Carl Icahn, who owns 24% of NUAN stock, put his son on the board last October. If business continues to flounder, look for the billionaire to sack Ricci and the rest of the management team. The board’s granting of such huge equity awards to one of the most overpaid CEOs in America is reckless bordering on a breach of fiduciary duty. Any way you slice it, shareholders have been taken for a ride.
Overpaid CEOs – Activision Blizzard (ATVI)
Robert Kotick was the fourth-highest paid CEO in 2012, taking home a massive $65 million in total compensation. Of that, $56 million was for stock awards given as an inducement to get him to sign his employment agreement which runs through June 2016.
A total of 6.1 million shares are up for grabs over the next two-and-a-half years, dependent on performance targets being reached including diluted earnings per share, free cash flow and total shareholder return. The board must like what he’s doing: They gave him a cash bonus of $7.9 million on March 11 — 374% more than his base salary.

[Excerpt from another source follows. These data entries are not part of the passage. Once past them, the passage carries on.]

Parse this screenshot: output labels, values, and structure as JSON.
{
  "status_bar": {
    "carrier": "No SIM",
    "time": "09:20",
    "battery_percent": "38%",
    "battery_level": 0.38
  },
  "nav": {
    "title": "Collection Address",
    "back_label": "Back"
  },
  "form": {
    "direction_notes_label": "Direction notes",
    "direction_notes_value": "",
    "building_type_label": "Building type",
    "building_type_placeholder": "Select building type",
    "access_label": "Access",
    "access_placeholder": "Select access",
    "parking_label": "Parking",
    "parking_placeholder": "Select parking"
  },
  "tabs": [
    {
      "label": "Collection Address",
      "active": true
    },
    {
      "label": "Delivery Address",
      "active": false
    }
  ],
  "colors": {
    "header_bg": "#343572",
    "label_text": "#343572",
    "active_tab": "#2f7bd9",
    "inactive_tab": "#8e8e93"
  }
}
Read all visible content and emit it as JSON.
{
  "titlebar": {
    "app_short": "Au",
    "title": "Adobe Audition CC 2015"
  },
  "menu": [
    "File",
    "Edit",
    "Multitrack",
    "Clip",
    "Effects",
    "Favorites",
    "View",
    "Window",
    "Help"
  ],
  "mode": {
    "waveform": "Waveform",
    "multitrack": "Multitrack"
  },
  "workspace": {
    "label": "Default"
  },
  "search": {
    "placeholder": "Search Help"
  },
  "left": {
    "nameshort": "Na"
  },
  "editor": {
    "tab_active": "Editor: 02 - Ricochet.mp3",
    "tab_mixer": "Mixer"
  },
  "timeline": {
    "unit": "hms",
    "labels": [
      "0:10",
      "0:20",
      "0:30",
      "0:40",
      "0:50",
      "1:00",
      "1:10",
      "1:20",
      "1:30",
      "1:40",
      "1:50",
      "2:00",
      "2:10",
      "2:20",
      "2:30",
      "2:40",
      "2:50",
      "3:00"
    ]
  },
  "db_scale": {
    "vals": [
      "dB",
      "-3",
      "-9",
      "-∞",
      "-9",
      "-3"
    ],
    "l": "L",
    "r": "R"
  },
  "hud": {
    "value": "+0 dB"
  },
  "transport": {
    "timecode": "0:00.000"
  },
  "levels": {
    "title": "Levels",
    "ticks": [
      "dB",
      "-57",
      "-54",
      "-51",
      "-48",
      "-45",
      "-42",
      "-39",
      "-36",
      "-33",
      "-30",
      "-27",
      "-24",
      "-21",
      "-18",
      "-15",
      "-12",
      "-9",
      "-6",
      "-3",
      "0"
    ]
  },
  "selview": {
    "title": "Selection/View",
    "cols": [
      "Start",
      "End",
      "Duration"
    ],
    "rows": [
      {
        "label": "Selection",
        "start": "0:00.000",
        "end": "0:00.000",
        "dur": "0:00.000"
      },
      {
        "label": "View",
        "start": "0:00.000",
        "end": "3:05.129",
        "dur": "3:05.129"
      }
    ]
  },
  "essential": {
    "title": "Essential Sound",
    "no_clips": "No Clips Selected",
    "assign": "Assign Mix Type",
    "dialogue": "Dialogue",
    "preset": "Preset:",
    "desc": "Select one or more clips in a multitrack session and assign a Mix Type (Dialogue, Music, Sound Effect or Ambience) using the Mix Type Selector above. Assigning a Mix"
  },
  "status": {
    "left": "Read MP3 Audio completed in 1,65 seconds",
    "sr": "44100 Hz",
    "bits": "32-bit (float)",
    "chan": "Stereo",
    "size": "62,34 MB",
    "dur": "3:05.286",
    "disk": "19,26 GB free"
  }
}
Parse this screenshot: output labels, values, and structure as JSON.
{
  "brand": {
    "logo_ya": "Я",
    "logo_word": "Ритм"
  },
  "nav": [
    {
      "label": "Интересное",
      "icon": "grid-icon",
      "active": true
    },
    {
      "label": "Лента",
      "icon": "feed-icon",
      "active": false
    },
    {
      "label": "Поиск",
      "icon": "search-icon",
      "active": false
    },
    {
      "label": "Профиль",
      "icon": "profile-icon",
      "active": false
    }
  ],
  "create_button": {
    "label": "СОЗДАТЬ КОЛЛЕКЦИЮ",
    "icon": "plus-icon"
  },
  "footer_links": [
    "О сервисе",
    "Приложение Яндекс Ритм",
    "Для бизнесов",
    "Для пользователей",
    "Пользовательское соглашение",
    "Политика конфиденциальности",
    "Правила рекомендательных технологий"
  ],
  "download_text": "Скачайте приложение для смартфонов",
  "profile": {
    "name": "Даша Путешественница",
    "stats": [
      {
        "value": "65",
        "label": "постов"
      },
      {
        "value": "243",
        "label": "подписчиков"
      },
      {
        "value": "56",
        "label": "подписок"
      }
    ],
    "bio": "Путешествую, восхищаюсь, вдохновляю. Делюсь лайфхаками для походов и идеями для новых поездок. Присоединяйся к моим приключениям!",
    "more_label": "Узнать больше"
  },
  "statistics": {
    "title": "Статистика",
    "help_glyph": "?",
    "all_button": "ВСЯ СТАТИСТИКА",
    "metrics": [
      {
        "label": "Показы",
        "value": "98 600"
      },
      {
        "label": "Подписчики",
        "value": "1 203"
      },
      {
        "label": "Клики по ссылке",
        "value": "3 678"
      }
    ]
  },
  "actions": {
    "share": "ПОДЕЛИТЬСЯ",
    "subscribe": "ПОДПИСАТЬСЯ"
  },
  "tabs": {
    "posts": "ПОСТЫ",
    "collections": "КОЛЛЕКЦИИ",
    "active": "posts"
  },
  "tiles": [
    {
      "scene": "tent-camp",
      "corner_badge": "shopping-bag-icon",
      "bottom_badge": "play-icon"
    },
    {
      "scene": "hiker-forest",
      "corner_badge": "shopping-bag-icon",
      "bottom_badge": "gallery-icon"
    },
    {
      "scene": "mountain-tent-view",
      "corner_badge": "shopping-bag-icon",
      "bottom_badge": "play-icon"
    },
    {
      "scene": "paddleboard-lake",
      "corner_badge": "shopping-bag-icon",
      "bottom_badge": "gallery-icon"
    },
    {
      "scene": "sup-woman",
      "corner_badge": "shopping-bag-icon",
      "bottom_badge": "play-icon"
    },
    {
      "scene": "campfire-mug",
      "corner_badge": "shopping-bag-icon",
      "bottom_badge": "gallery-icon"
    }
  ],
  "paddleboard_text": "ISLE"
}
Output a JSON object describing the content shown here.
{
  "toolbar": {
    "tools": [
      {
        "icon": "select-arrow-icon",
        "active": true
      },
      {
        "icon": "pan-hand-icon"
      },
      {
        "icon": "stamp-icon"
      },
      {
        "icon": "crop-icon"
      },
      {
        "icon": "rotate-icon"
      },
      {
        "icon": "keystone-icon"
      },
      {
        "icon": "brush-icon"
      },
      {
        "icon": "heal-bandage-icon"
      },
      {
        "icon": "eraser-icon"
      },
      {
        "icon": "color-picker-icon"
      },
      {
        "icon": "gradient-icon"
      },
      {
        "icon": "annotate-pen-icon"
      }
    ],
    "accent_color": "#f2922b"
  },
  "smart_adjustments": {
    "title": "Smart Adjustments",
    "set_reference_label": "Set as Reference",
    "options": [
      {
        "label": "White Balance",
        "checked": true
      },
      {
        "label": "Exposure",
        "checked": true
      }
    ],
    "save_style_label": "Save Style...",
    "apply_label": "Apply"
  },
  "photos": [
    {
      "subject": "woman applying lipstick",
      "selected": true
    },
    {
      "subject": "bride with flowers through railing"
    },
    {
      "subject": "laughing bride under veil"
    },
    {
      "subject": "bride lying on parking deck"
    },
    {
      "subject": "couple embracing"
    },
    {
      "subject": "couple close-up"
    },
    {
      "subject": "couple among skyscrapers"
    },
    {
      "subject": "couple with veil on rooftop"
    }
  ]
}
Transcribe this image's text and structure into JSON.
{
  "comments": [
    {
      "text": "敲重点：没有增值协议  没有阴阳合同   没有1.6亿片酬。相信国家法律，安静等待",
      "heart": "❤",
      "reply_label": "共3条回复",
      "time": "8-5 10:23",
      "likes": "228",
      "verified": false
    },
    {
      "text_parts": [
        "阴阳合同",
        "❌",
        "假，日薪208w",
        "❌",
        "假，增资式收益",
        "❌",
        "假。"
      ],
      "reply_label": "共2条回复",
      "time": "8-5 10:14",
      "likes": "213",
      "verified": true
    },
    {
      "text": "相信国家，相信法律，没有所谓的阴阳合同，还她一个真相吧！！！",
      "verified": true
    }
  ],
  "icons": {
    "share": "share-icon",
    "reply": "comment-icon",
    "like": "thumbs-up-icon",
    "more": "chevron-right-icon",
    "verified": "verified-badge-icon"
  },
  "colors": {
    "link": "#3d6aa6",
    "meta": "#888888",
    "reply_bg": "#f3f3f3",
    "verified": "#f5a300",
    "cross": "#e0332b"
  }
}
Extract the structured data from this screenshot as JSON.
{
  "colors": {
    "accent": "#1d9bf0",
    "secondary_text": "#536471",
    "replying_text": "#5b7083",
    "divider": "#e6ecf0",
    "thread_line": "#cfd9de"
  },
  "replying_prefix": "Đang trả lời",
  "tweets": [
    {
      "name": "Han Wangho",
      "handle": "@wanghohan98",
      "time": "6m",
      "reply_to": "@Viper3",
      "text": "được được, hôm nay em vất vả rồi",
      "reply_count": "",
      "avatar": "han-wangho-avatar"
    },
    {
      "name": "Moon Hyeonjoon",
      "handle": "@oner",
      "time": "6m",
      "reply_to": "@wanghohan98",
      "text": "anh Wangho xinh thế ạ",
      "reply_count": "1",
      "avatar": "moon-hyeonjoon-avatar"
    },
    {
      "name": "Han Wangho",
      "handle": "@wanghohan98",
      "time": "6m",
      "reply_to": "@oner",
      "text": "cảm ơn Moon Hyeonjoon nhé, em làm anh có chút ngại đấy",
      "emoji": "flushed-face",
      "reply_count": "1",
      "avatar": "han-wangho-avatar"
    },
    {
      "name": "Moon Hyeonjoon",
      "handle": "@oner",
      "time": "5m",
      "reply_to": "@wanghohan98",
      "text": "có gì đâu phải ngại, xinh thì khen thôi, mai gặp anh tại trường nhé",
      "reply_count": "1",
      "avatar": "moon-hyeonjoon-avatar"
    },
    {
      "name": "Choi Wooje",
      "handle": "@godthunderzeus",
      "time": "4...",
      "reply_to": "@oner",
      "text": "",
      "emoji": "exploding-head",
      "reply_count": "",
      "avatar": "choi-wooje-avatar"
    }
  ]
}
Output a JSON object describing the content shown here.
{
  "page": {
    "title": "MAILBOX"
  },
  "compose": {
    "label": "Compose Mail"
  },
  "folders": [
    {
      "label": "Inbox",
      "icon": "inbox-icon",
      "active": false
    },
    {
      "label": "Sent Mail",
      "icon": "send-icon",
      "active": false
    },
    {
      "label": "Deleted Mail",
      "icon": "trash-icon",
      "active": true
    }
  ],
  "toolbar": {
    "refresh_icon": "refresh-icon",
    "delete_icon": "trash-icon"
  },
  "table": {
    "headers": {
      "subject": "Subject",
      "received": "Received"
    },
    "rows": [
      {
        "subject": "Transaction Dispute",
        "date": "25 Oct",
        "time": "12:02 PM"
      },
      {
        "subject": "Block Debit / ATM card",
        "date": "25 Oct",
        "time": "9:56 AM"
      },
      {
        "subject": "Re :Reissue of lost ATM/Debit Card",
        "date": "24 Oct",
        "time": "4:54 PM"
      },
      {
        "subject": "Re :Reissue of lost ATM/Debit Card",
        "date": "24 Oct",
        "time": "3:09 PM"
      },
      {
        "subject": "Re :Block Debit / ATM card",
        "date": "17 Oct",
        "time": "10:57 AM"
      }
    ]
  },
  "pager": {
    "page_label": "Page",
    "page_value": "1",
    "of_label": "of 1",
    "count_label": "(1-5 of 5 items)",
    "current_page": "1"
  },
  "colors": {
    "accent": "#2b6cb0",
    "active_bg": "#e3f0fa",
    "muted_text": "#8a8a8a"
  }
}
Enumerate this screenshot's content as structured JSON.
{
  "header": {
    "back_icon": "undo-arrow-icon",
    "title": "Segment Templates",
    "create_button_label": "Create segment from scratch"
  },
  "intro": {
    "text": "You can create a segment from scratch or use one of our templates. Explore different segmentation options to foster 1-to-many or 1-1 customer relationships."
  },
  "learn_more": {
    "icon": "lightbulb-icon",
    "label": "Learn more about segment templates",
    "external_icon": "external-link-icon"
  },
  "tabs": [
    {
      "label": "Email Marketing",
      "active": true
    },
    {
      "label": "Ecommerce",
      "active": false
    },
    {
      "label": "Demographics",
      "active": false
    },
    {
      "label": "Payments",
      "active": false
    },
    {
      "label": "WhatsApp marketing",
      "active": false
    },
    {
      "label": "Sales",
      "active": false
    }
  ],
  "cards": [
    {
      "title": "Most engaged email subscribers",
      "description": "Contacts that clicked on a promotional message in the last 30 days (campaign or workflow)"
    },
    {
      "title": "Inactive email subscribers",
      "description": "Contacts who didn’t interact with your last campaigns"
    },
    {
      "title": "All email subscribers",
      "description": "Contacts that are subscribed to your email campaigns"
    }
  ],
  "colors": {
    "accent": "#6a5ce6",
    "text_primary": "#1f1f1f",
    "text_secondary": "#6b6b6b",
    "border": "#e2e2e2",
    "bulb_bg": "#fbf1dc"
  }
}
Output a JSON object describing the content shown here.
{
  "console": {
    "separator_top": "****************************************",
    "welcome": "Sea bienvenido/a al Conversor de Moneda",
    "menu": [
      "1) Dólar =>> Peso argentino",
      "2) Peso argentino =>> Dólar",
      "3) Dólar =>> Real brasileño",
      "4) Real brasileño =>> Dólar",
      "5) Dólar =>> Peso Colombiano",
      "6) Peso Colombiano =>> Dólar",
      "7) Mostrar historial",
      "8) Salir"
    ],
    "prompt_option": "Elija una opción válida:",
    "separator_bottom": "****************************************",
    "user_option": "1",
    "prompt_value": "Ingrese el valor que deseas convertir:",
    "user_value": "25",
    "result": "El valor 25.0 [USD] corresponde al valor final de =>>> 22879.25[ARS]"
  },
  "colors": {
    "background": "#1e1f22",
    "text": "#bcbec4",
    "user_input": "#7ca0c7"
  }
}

Kotick has been CEO since 1991, when he and partner Brian Kelly acquired 25% of its predecessor. In October of last year, the company repurchased 429 million of its shares from Vivendi (VIVHY) for $5.83 billion, and in a separate transaction Kotick, Kelly and some institutional investors bought another 172 million shares for $2.34 billion.
The bold move left Kotick and partners as the largest shareholders, owning 25% of the company with Vivendi reduced to a 12% stake. The cost to shareholders? The addition of $4.7 billion in debt which is a lot to pay for independence. Since the deal, ATVI stock is up 21% through March 24, so I guess it’s hard to fault the man.
However, providing Kotick with potentially as many 10 million shares (the 6.1 million shares mentioned earlier plus the option to buy 4 million shares with most at $13.29 per share) to remain CEO when he’d not yet completed the deal to buyback the company from Vivendi seems like a totally unnecessary carrot.
But then again, if he and his partners effectively control the company, why not pay himself a handsome bonus (in addition to the shares) for the hard work undertaken last fall. To the victor go the spoils, right?
Wrong. It’s another example of how overpaid CEOs like to build empires, to the detriment of shareholders.
As of this writing, Will Ashworth did not own a position in any of the aforementioned securities.